Internal. Refactored. That attempts to read the log entry. Each item is chomped and then pushed onto @$log. If item happens to be empty line then finishes. The @$log isn't filled atomically, so check if the last line was empty.

That provides no diagnostic. However

child timeouts

If child timeouts, then $ALRM_error is set (to TRUE, otherwise meaningles). Then finishes.

(v0.0.8) And more about what timeout is. It was believed, that methods pulse their progress. That belief was in vain. Thus for now:

  • The timeout is configurable through $ConfigData{timeout} (120sec, by stock configuration; no defaults.) The timeout is cached in each instance of File::AptFetch object.

  • (v0.1.6) Target filenames are cached in the F::AF object. For each target there's a HASH. In the HASH a key filename is set to target filename value.

  • (v0.1.4) Timeout (the big one $timeout) is made in supposedly small $ConfigData{tick}s (5sec, by stock configuration; no defaults.) The small timeout is made with 4-arg select.
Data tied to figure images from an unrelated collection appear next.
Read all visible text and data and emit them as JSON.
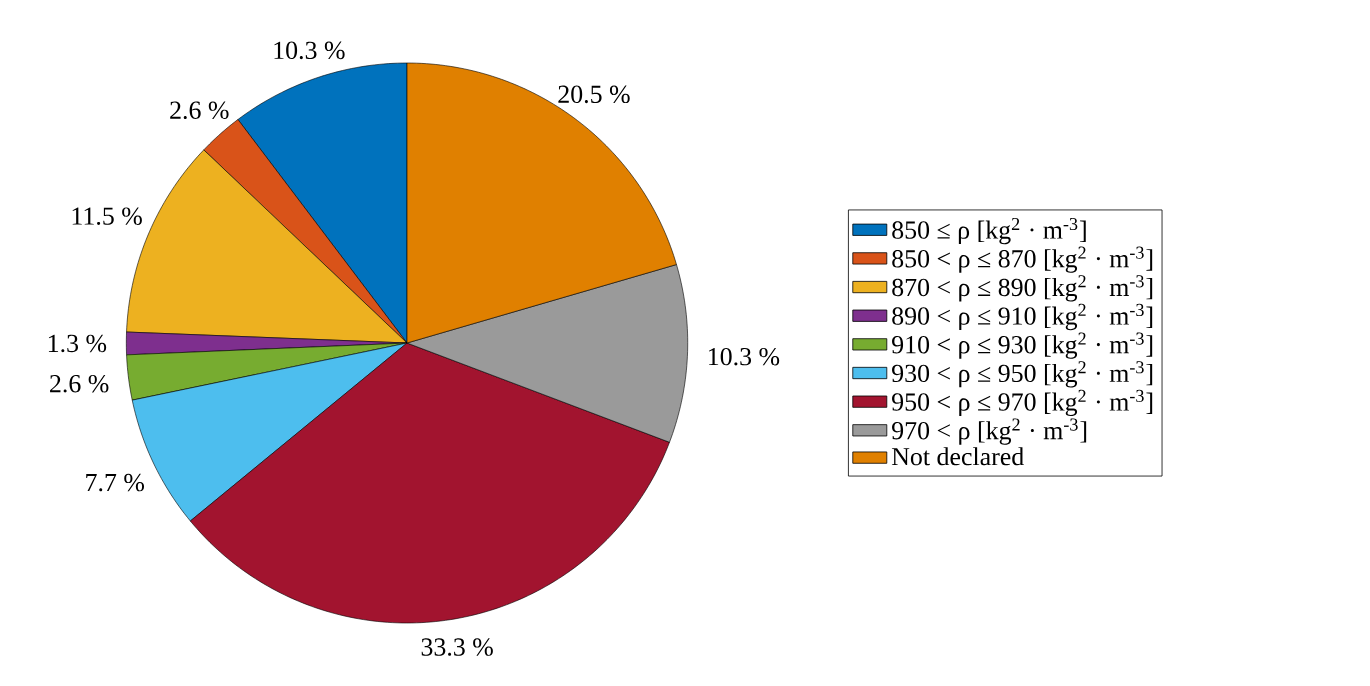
{
  "chart_data": {
    "type": "pie",
    "categories": [
      "850 ≤ ρ [kg$^{2}$ · m$^{-3}$]",
      "850 < ρ ≤ 870 [kg$^{2}$ · m$^{-3}$]",
      "870 < ρ ≤ 890 [kg$^{2}$ · m$^{-3}$]",
      "890 < ρ ≤ 910 [kg$^{2}$ · m$^{-3}$]",
      "910 < ρ ≤ 930 [kg$^{2}$ · m$^{-3}$]",
      "930 < ρ ≤ 950 [kg$^{2}$ · m$^{-3}$]",
      "950 < ρ ≤ 970 [kg$^{2}$ · m$^{-3}$]",
      "970 < ρ [kg$^{2}$ · m$^{-3}$]",
      "Not declared"
    ],
    "values": [
      10.3,
      2.6,
      11.5,
      1.3,
      2.6,
      7.7,
      33.3,
      10.3,
      20.5
    ],
    "colors": [
      "#0072bd",
      "#d95319",
      "#edb120",
      "#7e2f8e",
      "#77ac30",
      "#4dbeee",
      "#a2142f",
      "#9a9a9a",
      "#e08000"
    ],
    "value_labels": [
      "10.3 %",
      "2.6 %",
      "11.5 %",
      "1.3 %",
      "2.6 %",
      "7.7 %",
      "33.3 %",
      "10.3 %",
      "20.5 %"
    ],
    "legend": "right"
  }
}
  • (v0.1.6) If there's no input from method then routing is made as follows:

    +

    Each target's cached HASH is passed to read callback ("set_callback()" has more).

    +

    If any callback returns TRUE then resets timeout counter and goes for next $tick long select (IOW, file transfer (whatever that means) is in progress).

    +

    If every callbacks return FALSE then advances to timeout and goes for next $tick long select.

    +

    (not implemented) If any callback returns undef then fails entirely.

    +
child exits

The child is waitpided, then $CHLD_error is set, then finishes.

unknown error

(v.0.1.4) It used to be read-with-alarm-in-eval. It's not anymore, thus any signal(7) will kill a process. Then it dies.

_read_callback()

(v0.1.6) Internal. It's a default read callback ("_read()" has more). It was supposed to be simple. In vain.

The primary objective is avoiding false negatives at all cost. Here comes list of avoided false negatives:

  • Somewhere on lenny/squeeze time-span APT methods have changed behaviour. In past they opened target for writing instantly. Now they create a temporal and upon finishing rename it to target. For obvious reasons methods do not communicate neither progress nor filename of temporal. If naming or handling of unfinished transfers would ever change there will be breakage.

  • Then. When transfer is finished *physically* it's not reported just yet (temporal has been renamed). A method calculates hashes. For obvious reasons methods do not coummunicate progress either. Naive approach would be to check size and then just wait forever. That's possible size isn't known beforehand. So _read_callback() increases number of ticks before signaling timeout. That increase is function of tick length ($ConfigData{tick}), current file size, and supposed IO speed. The IO speed is hardcoded to be 15MB/sec. So if media is realy slow (like a diskette or something) there's a possibility of breakage. However, those nitty-gritty manipulations won't result ever in timeout decrease.

For now it's not clear if _read_callback() ought to provide some diagnostics. Right now it doesn't.

SEE ALSO

File::AptFetch::Cookbook, "APT Method Itnerface" in libapt-pkg-doc package, apt-config(1), apt.conf(5)

AUTHOR

Eric Pozharski, <whynot@cpan.org>

COPYRIGHT & LICENSE

Copyright 2009, 2010, 2014 by Eric Pozharski

This library is free in sense: AS-IS, NO-WARANRTY, HOPE-TO-BE-USEFUL. This library is released under GNU LGPLv3.